To individuals in Cambridge and all of Washington County:


The Cambridge School District holds parent and community interest in high regard. We are happy to answer questions on our programs and curriculum as well as invite individuals into our classrooms to share the experiences that our amazing teachers are guiding our students through.


A recent advertisement stating that “CRITICAL RACE THEORY IS HERE” encouraged you to question the curriculum being taught in Cambridge, specifically citing EL Education ELA curriculum. It is the right and obligation of parents and community members to know what is being taught in local schools. About a month ago I was introduced to the term Critical Race Theory. Prior to that, I had never heard of it. Our school district does not support the teaching of Critical Race Theory.


In 2016-2017, the ISAT English Language Arts assessment for 3rd through 5th graders showed 67.9% of our students were below grade level, and the Idaho Reading Indicator for kindergarten through 3rd graders showed 67.4% of our students at the beginning of the school year and 43.9% of our students at the end of the school year were below grade level. The following year in 2017 – 2018, 56.2% of our 3rd through 5th grade students were still below grade level in English Language Arts on the ISAT, and Idaho Reading Indicator showed 60.9% of our Kindergarten through 3rd grade students were still below grade level on the Idaho Reading Indicator at the beginning of the school year and 33.4% at the end of the school year.


The Cambridge Elementary School has always had talented and amazing teachers, and they needed better tools to assist students in making greater gains in reading.
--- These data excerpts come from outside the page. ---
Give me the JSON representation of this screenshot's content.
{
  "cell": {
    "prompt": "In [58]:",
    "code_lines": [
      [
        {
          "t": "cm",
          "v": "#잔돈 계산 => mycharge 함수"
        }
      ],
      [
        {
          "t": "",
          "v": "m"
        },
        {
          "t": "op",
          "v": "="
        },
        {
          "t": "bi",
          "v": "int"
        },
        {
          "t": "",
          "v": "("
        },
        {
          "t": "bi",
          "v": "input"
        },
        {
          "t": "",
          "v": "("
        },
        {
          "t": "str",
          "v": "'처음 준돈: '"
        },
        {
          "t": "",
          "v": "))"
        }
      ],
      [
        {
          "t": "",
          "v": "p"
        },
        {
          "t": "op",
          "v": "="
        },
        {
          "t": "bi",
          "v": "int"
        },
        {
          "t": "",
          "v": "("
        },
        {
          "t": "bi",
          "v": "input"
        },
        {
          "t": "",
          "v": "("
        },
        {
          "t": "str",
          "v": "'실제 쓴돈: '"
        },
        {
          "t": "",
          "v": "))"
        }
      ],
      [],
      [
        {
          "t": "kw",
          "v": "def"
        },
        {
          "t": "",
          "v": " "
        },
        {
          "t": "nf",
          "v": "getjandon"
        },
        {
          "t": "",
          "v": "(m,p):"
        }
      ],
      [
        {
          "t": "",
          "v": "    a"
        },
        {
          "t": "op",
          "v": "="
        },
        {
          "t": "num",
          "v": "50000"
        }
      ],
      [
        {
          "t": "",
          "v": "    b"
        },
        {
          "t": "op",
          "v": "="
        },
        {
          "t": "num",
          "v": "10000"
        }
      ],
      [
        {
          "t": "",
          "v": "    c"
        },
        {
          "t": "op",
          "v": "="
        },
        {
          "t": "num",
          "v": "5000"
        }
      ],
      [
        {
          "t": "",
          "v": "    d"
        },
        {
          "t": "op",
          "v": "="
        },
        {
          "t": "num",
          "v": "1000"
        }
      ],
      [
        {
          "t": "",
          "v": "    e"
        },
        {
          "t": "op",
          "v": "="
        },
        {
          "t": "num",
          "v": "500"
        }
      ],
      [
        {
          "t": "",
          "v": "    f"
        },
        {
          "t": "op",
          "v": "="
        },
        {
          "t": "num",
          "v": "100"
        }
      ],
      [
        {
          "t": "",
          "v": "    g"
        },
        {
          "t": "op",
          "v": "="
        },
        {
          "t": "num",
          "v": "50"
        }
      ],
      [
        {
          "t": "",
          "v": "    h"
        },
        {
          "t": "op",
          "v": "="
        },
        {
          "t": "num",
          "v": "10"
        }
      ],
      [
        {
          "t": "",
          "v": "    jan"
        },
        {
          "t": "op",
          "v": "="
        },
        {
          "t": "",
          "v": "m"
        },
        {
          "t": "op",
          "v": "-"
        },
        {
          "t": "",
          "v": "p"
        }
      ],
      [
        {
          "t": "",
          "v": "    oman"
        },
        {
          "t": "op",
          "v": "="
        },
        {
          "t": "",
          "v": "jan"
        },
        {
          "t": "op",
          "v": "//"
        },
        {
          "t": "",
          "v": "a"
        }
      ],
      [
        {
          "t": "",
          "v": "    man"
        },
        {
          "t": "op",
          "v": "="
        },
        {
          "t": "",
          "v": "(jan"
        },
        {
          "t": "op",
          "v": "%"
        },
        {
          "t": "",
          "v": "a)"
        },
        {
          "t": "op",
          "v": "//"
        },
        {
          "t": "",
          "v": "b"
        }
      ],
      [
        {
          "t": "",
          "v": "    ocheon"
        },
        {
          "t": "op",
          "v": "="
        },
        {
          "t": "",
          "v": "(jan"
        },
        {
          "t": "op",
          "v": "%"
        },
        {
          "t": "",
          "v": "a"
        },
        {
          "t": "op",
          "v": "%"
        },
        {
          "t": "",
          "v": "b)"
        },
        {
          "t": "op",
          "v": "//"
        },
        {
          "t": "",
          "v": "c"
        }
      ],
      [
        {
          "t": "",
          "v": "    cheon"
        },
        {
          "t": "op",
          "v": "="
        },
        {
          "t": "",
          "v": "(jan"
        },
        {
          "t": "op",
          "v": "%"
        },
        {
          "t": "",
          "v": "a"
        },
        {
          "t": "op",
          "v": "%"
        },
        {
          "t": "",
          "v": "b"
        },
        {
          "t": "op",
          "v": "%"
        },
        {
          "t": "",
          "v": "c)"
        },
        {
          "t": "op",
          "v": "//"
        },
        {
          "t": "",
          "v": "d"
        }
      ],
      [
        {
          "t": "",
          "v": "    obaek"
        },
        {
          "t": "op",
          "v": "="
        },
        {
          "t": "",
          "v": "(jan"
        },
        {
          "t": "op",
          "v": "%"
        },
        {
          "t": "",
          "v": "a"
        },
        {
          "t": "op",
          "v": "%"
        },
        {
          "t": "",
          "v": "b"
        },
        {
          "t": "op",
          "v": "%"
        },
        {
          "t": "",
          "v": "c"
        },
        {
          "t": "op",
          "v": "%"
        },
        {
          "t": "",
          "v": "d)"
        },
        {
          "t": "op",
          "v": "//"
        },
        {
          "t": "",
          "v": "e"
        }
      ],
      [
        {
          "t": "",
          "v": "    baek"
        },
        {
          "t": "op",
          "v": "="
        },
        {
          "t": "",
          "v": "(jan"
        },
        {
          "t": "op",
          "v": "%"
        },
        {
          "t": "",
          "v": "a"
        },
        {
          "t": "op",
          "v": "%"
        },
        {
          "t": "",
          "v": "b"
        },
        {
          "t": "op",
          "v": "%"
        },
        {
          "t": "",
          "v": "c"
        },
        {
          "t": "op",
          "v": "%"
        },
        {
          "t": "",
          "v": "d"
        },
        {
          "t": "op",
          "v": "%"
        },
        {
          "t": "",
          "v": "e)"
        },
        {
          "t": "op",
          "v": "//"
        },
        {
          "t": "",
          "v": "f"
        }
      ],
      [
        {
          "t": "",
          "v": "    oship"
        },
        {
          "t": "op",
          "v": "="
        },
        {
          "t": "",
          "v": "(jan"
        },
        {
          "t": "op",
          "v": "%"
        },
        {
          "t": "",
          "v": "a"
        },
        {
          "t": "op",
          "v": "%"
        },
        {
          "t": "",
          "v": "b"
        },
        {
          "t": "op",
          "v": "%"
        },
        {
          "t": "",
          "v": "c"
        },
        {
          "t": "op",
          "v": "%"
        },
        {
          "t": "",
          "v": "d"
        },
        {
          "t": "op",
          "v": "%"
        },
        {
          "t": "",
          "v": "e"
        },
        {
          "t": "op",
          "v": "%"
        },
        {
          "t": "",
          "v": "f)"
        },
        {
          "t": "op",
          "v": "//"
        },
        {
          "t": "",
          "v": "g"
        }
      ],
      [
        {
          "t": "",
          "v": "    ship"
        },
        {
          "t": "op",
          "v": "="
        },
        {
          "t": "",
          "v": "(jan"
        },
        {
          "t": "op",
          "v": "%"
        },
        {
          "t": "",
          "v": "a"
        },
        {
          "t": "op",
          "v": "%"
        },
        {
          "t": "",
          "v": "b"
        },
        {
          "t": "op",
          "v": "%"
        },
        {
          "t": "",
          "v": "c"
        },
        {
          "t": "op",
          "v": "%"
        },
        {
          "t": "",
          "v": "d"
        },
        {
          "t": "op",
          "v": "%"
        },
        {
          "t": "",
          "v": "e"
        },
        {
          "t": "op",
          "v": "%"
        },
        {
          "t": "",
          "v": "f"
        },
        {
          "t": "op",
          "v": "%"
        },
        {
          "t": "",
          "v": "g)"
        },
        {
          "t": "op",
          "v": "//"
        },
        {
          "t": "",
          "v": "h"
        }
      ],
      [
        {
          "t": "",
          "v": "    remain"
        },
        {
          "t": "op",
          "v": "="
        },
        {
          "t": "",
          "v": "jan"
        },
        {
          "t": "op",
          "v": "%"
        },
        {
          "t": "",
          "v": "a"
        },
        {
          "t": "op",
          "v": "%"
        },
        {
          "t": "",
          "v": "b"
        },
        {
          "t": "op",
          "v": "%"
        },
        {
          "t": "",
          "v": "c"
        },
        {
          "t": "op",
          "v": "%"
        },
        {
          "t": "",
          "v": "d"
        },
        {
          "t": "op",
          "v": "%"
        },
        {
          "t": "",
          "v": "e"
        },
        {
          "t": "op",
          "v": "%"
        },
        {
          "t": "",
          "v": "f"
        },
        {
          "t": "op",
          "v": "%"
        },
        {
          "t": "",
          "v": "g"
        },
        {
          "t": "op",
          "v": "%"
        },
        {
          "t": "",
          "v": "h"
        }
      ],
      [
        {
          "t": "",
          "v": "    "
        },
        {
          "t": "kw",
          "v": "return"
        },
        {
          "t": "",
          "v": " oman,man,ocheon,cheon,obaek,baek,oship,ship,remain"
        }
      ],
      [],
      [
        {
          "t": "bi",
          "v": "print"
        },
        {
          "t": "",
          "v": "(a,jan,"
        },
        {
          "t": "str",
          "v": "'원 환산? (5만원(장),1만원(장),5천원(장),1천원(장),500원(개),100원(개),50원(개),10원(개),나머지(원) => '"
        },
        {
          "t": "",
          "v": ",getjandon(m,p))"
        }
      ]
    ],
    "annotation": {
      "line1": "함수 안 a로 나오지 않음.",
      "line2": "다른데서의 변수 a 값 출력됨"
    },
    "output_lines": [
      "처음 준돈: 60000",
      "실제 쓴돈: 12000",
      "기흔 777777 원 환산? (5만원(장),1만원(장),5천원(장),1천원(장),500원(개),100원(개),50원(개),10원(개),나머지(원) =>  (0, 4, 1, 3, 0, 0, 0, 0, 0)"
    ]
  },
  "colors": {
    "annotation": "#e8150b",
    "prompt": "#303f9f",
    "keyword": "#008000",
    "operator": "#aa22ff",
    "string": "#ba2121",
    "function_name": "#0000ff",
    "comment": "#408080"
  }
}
So, we began a search. During the summer of 2018, consultants with the Idaho Department of Education suggested taking a look at the English Language Arts curriculum through EL Education. Here is a link to the adoption guide from the Idaho State Department of Education (K-5 ELA/Literacy OER – 2018 Adoption Guide). Teachers reviewed curriculum at their grade level. Our staff took a deeper look and held a committee meeting which included all grade level teachers, an administrator, some parents, a board member, and an Upper Country Educational Foundation member.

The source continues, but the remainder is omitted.